TWO HUNDRED trade unionists and youth attended the News Line-All Trades Union Alliance conference in Bethnal Green, east London, yesterday.
Moving the main resolution, ‘After Blair, not Brown but a workers government and socialism!’, ATUA National Secretary Dave Wiltshire said: ‘Blair was driven out of office by the intransigence of the Iraqi masses and the British working class.’
He told the conference that ‘Blair tried to carry on with the policies of Thatcher to smash the Welfare State.
‘What was driving him was the huge crisis of the world capitalist system, which is driving the ruling classes to recolonise the world and also wage war against their own working class.’
Wiltshire continued: ‘Blair couldn’t go through to smash the working class, he was defeated. Now they hope Brown can do the job.’
Wiltshire said that the working class is being driven into action to defend its gains.
At Royal Mail, 130,000 workers are being balloted for strike action, while civil servants have held two national strikes against wage cuts and Brown’s plans to destroy 100,000 jobs.
He asked: ‘Where do the trade union leaders stand?’
He said Transport and General Workers Union General Secretary Tony Woodley’s ‘style is to talk militant out of one corner of his mouth, and betray on the other.’
Wiltshire condemned the betrayals of the TGWU leadership in the car industry and Gate Gourmet, where workers were ‘sacked by megaphone’.
Woodley condemned the Gate Gourmet ‘gangster capitalists’, but then ‘the TGWU leadership and the TUC lined up openly with management’.
Wiltshire went on: ‘Woodley and his ilk are wedded to capitalism.’
He added: ‘When we face the closure of hospitals and factories, we need a leadership prepared to occupy, like the teachers and community at Wembley occupying against the private academy.’
He continued: ‘We need Councils of Action, uniting the working class and sections of the middle class, to lead and protect occupations.
‘The struggle within the trade union movement is to build such a revolutionary leadership, nationalise the banks and withdraw all troops immediately.’
He concluded: ‘Organise a general strike to bring down this government and bring in a workers government.’
Parmjit Bains, one of the leaders of the Gate Gourmet dispute, said: ‘At first, Woodley said we would all go back together, but less than one month later he signed a Compromise Agreement, agreeing at least 144 (compulsory) redundancies.’
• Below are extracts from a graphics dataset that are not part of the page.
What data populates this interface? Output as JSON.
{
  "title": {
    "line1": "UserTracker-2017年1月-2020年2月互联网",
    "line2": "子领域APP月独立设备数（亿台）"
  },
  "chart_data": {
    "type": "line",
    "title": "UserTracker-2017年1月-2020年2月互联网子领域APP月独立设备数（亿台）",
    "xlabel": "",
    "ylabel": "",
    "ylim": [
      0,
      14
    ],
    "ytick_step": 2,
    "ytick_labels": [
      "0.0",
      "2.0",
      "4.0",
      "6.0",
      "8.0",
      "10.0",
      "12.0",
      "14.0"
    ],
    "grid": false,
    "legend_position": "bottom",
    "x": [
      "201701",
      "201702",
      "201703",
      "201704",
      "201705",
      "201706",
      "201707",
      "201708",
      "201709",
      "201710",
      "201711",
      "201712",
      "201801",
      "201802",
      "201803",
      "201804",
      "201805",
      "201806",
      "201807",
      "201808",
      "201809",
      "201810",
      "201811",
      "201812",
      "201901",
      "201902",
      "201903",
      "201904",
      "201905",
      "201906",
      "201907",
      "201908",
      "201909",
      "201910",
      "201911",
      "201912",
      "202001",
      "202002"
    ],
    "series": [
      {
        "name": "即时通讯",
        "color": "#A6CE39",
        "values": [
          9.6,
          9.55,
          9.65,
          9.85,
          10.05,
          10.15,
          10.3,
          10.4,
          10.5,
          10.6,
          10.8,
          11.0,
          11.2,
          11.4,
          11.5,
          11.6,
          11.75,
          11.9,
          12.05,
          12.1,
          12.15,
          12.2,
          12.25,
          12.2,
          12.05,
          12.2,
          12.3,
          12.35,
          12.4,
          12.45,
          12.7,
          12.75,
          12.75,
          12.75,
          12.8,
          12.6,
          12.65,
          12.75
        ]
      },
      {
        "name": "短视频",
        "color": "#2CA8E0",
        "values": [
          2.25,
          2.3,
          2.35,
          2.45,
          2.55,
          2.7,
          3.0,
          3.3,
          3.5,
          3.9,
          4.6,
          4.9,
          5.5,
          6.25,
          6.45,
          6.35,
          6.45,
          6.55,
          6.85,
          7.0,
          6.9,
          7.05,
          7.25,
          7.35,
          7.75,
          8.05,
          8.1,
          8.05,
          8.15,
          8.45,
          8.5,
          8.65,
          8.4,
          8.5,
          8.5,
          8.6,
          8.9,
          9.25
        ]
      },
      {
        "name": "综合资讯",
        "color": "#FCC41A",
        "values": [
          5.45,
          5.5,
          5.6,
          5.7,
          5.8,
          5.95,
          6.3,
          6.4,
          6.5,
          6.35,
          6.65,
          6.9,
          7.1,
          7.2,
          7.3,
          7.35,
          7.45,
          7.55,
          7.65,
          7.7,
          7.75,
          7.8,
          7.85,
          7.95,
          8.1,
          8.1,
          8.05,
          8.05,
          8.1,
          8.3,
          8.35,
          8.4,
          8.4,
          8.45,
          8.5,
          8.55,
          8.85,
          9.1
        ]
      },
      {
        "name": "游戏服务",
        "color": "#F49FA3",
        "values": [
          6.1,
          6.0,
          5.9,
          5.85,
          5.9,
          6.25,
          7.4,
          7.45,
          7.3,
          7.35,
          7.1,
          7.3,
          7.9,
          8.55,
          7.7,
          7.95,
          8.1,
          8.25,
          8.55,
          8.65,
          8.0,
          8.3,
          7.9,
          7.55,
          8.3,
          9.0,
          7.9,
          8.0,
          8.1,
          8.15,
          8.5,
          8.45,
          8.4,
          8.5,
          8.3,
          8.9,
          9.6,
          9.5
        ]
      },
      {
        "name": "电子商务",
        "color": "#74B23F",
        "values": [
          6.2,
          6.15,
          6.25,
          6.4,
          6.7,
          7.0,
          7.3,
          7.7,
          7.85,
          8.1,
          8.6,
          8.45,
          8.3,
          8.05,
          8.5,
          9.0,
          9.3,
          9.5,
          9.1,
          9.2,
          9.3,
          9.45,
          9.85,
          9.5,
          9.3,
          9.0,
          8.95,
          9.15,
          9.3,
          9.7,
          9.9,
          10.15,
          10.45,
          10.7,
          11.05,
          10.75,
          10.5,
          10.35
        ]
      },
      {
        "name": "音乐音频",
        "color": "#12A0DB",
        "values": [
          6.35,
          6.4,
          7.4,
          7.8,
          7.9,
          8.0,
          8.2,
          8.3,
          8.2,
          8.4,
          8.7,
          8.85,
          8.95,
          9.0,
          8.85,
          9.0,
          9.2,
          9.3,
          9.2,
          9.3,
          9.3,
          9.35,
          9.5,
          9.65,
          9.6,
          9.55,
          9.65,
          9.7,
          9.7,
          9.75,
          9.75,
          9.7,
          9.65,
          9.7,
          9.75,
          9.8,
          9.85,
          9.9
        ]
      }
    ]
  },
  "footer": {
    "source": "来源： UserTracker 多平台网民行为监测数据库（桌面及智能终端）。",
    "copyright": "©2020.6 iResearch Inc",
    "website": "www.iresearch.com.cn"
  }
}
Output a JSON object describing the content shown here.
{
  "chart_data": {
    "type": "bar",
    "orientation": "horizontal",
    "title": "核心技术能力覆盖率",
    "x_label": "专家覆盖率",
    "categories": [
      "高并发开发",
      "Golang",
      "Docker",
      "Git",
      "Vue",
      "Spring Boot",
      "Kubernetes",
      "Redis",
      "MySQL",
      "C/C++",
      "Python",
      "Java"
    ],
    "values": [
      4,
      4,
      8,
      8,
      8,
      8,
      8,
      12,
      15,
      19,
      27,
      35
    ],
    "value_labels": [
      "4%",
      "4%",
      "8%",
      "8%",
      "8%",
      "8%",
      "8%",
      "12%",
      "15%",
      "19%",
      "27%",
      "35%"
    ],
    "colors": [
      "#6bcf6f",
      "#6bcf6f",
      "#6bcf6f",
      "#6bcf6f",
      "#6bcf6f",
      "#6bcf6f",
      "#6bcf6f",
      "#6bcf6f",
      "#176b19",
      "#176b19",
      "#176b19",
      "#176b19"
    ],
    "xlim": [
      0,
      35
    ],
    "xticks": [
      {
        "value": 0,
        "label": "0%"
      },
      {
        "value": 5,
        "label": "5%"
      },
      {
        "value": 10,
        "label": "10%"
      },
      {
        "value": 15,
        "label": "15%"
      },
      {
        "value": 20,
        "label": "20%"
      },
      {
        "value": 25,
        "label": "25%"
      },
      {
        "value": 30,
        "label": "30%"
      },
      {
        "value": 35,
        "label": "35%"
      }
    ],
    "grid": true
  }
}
She told the conference: ‘We will not give up. We must beat these ruthless privateers and we must get rid of trade union leaders like Woodley who help the bosses.’
Bill Rogers, chairman of Chingford ASLEF and secretary of North East London Council of Action, said: ‘The BMA is now talking about a “core’’ NHS service. They are advocating rationing in the health service.
‘We have got to build a new revolutionary leadership in the trade union movement.’
TGWU bus workers convenor for Travel London West, Paul Brown, told the conference: ‘There’s got to be a movement for the nationalisation of the bus industry. We need a campaign of industrial action.’
Jean Roberts, from the Wembley Park anti-academy occupation, said: ‘On March 23, we moved in and erected the tents. We are growing. More and more young people are dropping in.’
PCS Defra EC member, Niaz Faiz, said: ‘Our dispute is with the employer, which is the government, so it is both industrial and political.’
Faiz added: ‘We want joint action across the public sector. We have to take joint industrial action to bring down this scumbag government.’
Other speakers included: Hengride Permal (Chagos Islanders Community Association), consultant Anna Athow, Malkiat Bilku (Hillingdon Hospital UNISON shop steward), Rob Bolton (CWU S. Central No.1 branch), Steve Jackson (Greenford CWU), Nash Campbell (YS National Committee) and Paddy O’Regan (News Line Editor).